Students in Elon’s School of Health Sciences experience a new classroom model as they transition to a blended learning phase pairing online with on-campus labs.
The Gerald L. Francis Center, home to the School of Health Sciences, is still relatively quiet as Elon continues to respond to the COVID-19 pandemic. Admittance to the building is restricted, and along the walls and floor is signage explaining where to walk, requesting social distancing and re-enforcing the use of masks.
But voices once again float through the building’s hallways as some students return to the Francis Center in a limited fashion.

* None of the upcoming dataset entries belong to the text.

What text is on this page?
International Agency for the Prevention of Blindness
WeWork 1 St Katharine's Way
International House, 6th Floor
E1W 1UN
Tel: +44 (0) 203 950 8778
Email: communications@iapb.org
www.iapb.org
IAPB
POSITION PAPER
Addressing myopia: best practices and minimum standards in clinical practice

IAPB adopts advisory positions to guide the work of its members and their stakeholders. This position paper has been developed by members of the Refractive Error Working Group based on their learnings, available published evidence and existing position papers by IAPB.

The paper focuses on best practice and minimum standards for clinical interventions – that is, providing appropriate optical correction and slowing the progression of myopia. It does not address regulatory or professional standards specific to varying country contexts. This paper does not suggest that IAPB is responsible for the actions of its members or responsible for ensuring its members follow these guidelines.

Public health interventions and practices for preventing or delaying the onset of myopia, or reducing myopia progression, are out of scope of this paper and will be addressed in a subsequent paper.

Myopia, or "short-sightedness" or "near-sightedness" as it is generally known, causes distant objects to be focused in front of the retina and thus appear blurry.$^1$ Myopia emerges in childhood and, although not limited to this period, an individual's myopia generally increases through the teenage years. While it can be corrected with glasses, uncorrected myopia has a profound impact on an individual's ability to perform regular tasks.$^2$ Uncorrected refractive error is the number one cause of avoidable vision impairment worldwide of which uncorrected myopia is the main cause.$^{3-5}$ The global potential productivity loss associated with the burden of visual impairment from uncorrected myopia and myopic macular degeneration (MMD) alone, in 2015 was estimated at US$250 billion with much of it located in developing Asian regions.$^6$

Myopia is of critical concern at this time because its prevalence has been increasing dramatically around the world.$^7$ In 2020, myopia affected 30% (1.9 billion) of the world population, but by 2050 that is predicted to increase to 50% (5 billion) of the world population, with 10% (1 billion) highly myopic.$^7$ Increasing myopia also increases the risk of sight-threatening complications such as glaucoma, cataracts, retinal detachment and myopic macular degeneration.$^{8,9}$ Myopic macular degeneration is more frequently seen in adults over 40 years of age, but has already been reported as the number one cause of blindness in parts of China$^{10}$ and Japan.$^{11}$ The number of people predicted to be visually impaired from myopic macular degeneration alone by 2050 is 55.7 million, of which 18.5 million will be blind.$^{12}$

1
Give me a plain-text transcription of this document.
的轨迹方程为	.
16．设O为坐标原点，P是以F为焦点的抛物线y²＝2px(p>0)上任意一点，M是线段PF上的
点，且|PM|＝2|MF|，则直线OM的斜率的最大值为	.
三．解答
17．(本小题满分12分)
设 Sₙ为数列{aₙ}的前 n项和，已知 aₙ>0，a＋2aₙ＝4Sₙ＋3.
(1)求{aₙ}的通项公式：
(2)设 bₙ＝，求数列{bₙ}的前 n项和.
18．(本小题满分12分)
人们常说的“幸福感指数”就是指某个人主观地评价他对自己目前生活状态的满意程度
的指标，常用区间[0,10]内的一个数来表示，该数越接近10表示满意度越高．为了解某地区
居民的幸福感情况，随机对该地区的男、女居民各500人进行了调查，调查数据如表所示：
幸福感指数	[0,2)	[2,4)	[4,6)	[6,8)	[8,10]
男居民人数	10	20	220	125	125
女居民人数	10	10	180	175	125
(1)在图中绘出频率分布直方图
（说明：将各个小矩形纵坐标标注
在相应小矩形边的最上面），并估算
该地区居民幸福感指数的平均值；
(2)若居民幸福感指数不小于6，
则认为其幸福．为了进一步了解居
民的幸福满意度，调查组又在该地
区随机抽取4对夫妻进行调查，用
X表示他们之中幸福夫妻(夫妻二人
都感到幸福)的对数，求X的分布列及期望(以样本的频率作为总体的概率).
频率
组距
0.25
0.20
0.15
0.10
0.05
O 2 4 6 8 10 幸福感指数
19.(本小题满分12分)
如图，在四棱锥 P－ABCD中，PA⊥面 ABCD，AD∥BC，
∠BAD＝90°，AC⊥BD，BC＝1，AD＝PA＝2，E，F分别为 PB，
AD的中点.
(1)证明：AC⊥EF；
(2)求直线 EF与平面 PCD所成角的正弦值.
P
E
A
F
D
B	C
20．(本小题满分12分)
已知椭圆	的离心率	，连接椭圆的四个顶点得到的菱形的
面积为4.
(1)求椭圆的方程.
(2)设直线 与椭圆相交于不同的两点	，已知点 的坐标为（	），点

Home to Elon’s doctor of physical therapy and physician assistant studies programs, the School of Health Sciences shifted to a new “blended learning phase” in late May. The phase put many new protocols into place to safely bring students, faculty and staff back on campus for clinical skills labs while maintaining online learning for the majority of their work.
The students are organized into isolation teams and, within those teams, in lab groups of two or three. Their labs are on a staggered schedule to keep the building’s occupancy at a minimum. Strict disinfection procedures are in place while the students are on-site, and the university’s Physical Plant team cleans the building thoroughly nightly and on weekends.
“We’re sticking to protocol and things are going really smoothly,” said Becky Neiduski, dean of the School of Health Sciences and professor of health science. “It’s exciting for us to be back in the building. Our faculty are amazing, and our students quickly adapted to a new normal in the Francis Center. It’s a lot of cleaning, but it’s worth it.”
On a recent afternoon, moving from the front entrance to the back of the building where Assistant Professor of Physical Therapy Education Melissa Scales’ midday Physical Therapy Science III lab is held, the sounds coming through the lab’s open doors are like any other traditional class. Students are asking questions, laughing and helping one another. Looking into the lab, it becomes clear that this is a unique time.
Everyone is masked, and the students are scattered throughout the large room working in their small groups. Every few minutes, one of the automatic hand sanitizer machines whirrs as it’s used, and spray bottles of disinfectant sit on every table. Per the current policy, students are practicing skills only on those in their small group, and today they’re taking turns measuring range of motion on one another. They pause intermittently to listen as Scales answers questions and guides them with new prompts.
“Having our students back is wonderful in so many ways,” Scales said. “It’s good to get back to hands-on work, and it’s so nice to see their faces and check in. Now we can look at them and say ‘How is everything going with you?’”
The School of Health Sciences continues to follow broader university guidelines in response to COVID-19, including holding all of its meetings virtually. Additionally, the students, faculty and staff are encouraged to take their temperature at the same time every day. Called temperature trending, this practice provides a baseline temperature. From the baseline, fluctuations can be noted, which allows for a quick response and a clear reason to isolate at home.
Jordan Patterson ’22, the president of the first-year Doctor of Physical Therapy class, said that he really appreciates being able to work on campus again. “Ours is not a theory-based profession. The best thing about being back is returning to hands-on learning,” he said. “That makes us the ultimate experts because we’re able to feel and to see at the same time.”
In early July, the School of Health Sciences plans to transition into a second phase that will pilot live-streamed lectures between classrooms, allow small group research activity, initiate clinical practice for ElonRUNS clients and increase access to Francis Center outside class times. Moving to that phase will be dependent on how well the current phase works as well as on recommendations from the CDC and other authorities.
“Our School of Health Sciences COVID-19 Team monitors local data every day and works together to carefully consider next steps,” Neiduski said. “The health of our students, faculty and staff is of paramount importance in every discussion.”